Excluding stablecoins, tokenized real-world assets contribute approximately $26.3 billion to the overall market. The growth of tokenized U.S. Treasuries has been a notable trend, with the segment surpassing $5 billion in March and now standing at close to $7.3 billion in outstanding value. Leading issuers in this space include BlackRock’s BUIDL fund, Franklin Templeton’s BENJI, Ondo’s OUSG, and other prominent vehicles like USYC, JTRSY, and USTB.
The movement of short-term debt onto the blockchain has gained momentum in a high-interest-rate environment, attracting capital towards tokenized money-market funds and Treasury products. Tokenized Treasury and money-market mutual fund assets have surged nearly 80% year-to-date, reaching $7.4 billion by mid-summer. Institutional issuers have played a significant role in driving adoption of these products for yield capture and settlement efficiency.
Traditional finance firms like BlackRock and Franklin Templeton have embraced tokenization for capital markets operations beyond pilot programs, with tokenized funds serving as yield-bearing stablecoin alternatives. This integration illustrates how established financial institutions are leveraging tokenization to attract capital that would otherwise remain in non-interest-bearing stablecoin formats.

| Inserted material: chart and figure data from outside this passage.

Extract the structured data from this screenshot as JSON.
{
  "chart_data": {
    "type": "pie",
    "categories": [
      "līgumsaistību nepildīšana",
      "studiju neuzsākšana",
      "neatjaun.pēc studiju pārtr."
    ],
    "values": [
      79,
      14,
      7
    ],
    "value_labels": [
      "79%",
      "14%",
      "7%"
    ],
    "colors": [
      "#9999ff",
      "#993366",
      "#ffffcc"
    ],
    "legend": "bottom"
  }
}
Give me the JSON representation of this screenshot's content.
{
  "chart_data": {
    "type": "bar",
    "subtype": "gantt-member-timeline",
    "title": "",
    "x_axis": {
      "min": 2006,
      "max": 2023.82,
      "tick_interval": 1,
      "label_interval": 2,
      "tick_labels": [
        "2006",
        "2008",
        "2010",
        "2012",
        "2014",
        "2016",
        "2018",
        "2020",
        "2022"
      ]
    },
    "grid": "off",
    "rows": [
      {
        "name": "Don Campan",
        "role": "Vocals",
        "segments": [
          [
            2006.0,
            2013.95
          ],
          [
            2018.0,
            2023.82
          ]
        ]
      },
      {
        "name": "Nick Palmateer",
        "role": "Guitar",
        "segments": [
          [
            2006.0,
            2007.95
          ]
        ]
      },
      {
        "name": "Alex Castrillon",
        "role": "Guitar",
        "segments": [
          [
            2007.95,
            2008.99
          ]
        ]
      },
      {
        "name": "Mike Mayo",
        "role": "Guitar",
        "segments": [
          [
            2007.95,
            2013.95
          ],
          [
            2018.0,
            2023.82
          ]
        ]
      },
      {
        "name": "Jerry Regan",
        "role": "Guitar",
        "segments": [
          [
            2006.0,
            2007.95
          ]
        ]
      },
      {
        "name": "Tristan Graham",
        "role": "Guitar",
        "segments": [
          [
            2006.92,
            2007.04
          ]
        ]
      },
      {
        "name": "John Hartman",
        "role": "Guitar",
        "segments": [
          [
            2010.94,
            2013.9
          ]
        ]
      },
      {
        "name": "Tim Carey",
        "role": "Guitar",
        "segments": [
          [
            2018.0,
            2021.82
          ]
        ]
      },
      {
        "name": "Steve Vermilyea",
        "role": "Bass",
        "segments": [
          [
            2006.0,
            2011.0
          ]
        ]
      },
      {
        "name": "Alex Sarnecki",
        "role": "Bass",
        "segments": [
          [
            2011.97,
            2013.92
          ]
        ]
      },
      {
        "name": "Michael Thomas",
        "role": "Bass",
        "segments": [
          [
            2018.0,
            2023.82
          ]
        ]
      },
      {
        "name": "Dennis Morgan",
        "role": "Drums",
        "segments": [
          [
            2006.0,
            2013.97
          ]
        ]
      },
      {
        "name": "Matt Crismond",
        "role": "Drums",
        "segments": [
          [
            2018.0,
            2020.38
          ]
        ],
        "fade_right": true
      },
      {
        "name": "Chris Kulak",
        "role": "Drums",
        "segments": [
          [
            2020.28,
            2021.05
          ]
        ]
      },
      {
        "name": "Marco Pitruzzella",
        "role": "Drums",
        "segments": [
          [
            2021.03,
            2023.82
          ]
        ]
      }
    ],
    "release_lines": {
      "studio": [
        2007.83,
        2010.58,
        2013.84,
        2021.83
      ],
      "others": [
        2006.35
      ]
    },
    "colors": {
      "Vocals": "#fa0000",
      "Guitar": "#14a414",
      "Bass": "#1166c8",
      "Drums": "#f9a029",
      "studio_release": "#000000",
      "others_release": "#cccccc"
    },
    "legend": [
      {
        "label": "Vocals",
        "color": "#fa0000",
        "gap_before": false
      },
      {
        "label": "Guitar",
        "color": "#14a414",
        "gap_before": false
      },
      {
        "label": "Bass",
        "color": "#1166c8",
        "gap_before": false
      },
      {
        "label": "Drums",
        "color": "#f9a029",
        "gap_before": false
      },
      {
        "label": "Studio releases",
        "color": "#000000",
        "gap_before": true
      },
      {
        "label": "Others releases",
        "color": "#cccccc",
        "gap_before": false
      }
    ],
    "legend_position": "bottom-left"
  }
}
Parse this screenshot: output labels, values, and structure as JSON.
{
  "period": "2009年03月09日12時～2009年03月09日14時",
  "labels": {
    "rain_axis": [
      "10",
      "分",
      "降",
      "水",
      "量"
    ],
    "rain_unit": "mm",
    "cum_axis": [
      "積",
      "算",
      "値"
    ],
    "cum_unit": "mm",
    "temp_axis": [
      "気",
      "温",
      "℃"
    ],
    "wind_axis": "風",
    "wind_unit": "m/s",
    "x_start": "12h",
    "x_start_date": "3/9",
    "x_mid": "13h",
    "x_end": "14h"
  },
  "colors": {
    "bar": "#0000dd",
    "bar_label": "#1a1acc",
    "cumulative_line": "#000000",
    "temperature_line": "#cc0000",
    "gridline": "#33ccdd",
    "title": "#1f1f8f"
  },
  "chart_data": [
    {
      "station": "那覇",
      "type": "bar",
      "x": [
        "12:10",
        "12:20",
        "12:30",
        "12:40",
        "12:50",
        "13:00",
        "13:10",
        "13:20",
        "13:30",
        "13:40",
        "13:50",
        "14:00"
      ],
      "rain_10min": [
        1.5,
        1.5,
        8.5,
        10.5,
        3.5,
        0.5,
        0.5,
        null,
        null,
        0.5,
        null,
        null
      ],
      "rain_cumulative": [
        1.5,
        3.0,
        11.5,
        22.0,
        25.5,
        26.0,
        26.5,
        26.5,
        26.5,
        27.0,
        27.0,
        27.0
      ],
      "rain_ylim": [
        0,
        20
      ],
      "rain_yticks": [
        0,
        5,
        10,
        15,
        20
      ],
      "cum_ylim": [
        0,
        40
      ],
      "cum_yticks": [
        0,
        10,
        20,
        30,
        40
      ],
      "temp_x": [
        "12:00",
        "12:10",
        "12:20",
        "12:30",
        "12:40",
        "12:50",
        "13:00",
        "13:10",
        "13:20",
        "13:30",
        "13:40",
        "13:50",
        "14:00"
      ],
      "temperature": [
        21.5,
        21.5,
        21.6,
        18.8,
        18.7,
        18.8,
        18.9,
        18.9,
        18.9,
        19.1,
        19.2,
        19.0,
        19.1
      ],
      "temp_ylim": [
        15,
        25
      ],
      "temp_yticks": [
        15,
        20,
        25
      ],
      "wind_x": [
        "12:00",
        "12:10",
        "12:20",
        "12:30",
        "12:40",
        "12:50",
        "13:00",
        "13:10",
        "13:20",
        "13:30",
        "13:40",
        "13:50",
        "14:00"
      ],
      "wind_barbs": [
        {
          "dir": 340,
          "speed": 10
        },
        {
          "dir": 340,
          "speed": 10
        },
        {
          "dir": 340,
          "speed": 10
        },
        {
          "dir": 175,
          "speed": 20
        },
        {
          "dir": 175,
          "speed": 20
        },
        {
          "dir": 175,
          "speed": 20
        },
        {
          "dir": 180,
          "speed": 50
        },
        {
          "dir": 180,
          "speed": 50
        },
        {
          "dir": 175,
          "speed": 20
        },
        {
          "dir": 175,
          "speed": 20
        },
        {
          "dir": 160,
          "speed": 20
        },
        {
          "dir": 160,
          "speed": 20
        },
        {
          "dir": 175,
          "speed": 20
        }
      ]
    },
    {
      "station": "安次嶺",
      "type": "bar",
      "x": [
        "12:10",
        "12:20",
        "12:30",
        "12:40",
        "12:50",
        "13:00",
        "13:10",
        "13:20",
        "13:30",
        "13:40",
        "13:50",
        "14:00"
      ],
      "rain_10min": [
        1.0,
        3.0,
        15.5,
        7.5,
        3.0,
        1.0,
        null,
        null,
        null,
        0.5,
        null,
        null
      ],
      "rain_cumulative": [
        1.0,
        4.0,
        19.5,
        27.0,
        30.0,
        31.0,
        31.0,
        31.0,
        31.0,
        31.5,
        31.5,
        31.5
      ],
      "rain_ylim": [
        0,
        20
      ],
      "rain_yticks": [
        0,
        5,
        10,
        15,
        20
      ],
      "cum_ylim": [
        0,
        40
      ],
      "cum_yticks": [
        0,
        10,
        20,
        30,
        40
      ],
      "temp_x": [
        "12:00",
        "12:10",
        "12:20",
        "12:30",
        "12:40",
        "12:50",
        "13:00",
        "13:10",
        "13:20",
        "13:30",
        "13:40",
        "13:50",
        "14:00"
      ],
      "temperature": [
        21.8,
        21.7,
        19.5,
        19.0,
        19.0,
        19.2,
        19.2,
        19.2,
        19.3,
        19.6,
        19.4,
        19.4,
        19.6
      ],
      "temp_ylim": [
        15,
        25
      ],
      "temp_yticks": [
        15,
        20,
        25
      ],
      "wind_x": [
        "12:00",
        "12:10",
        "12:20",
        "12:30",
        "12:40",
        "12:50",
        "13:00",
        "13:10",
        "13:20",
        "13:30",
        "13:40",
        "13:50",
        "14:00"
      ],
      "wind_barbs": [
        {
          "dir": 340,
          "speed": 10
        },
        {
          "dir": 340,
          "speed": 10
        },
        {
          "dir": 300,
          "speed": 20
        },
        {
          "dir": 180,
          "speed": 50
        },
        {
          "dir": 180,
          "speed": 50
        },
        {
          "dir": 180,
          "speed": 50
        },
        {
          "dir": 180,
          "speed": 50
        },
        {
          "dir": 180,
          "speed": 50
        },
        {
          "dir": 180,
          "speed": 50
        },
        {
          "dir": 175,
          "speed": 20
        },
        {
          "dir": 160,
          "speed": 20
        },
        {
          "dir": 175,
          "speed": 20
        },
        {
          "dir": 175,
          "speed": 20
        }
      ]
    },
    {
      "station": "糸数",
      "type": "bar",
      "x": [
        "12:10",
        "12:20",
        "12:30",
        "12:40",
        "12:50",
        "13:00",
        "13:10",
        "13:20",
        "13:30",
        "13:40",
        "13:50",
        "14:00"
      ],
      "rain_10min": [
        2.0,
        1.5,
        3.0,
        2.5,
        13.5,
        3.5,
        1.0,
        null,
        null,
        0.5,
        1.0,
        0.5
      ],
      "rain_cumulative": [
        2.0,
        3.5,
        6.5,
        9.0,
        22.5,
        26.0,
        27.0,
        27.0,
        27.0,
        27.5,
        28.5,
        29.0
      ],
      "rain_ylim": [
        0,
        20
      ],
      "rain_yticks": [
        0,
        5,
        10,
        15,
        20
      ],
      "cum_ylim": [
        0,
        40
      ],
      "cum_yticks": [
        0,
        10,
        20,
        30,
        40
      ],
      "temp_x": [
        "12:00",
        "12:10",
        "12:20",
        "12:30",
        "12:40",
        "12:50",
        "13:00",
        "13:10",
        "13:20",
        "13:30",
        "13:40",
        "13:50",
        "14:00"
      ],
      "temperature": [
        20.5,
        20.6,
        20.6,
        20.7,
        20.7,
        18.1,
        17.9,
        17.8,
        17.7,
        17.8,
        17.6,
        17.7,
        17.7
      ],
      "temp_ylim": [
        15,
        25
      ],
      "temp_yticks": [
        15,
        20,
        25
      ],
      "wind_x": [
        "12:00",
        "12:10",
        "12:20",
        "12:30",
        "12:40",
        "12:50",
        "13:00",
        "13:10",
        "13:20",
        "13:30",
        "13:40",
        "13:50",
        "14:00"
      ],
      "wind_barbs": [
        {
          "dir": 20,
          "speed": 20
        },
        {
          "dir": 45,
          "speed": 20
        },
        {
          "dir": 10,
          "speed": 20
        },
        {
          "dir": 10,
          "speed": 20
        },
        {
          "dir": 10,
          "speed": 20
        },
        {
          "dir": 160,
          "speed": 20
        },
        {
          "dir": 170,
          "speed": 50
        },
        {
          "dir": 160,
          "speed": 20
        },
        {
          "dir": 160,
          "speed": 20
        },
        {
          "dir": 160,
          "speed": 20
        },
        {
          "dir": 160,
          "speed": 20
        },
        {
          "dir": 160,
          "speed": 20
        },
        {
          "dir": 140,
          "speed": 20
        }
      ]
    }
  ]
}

Stablecoins continue to dominate the landscape with nearly $267 billion in value and over 189 million holders globally, acting as the gateway to tokenized finance while indirectly supporting the Treasury market through reserve allocations. The substantial scale of stablecoin holdings has created a structural bid in short-term U.S. government securities, reinforcing their link to traditional financial markets and highlighting the importance of stablecoin regulation.
The diversification of tokenized assets beyond stablecoins signals broader adoption across various asset classes such as private credit, institutional funds, commodities, and corporate debt instruments. While Ethereum remains a dominant player in the non-stablecoin tokenized asset space, other networks like ZKsync, Solana, Stellar, and Aptos are capturing portions of issuance, reflecting the expanding infrastructure landscape.

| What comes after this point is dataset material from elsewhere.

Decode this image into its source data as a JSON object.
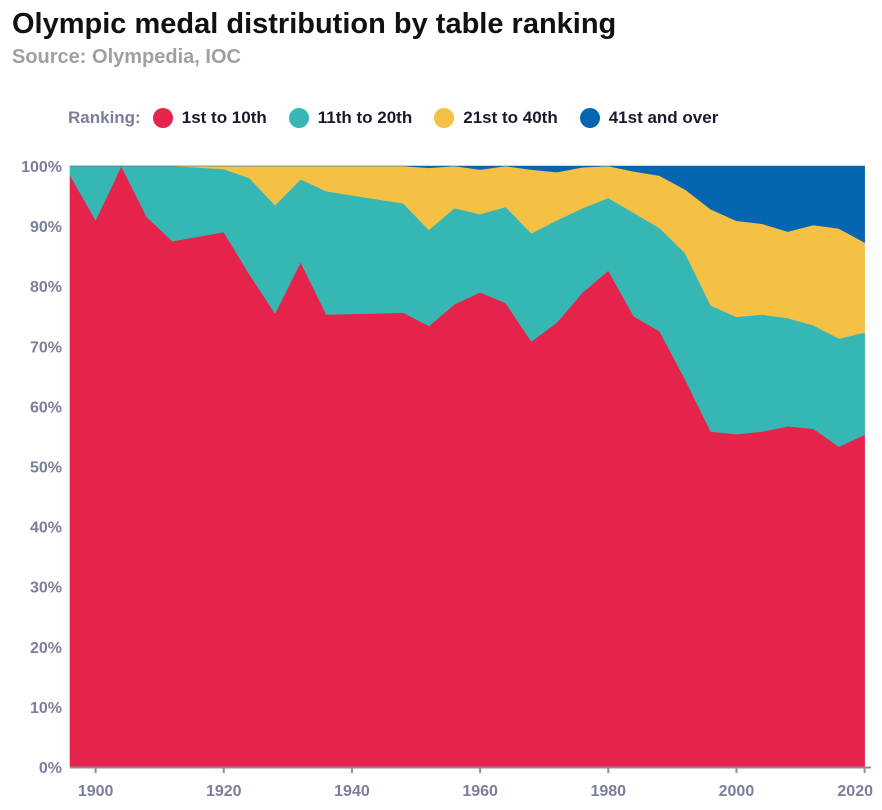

Institutional involvement in tokenization has sparked interest from banks and custodians, with settlement portability and collateral efficiency driving their exploration into this space. The convergence of traditional finance and crypto-native products around similar operational mechanisms indicates a shift towards a more integrated financial ecosystem.
The distinction between stablecoins as transactional units and tokenized funds as yield-generating products will continue to shape investor allocation strategies across these categories. The milestone of tokenized assets approaching $300 billion signifies a transition from a conceptual framework to a fully operational infrastructure that is shaping the future of global financial markets.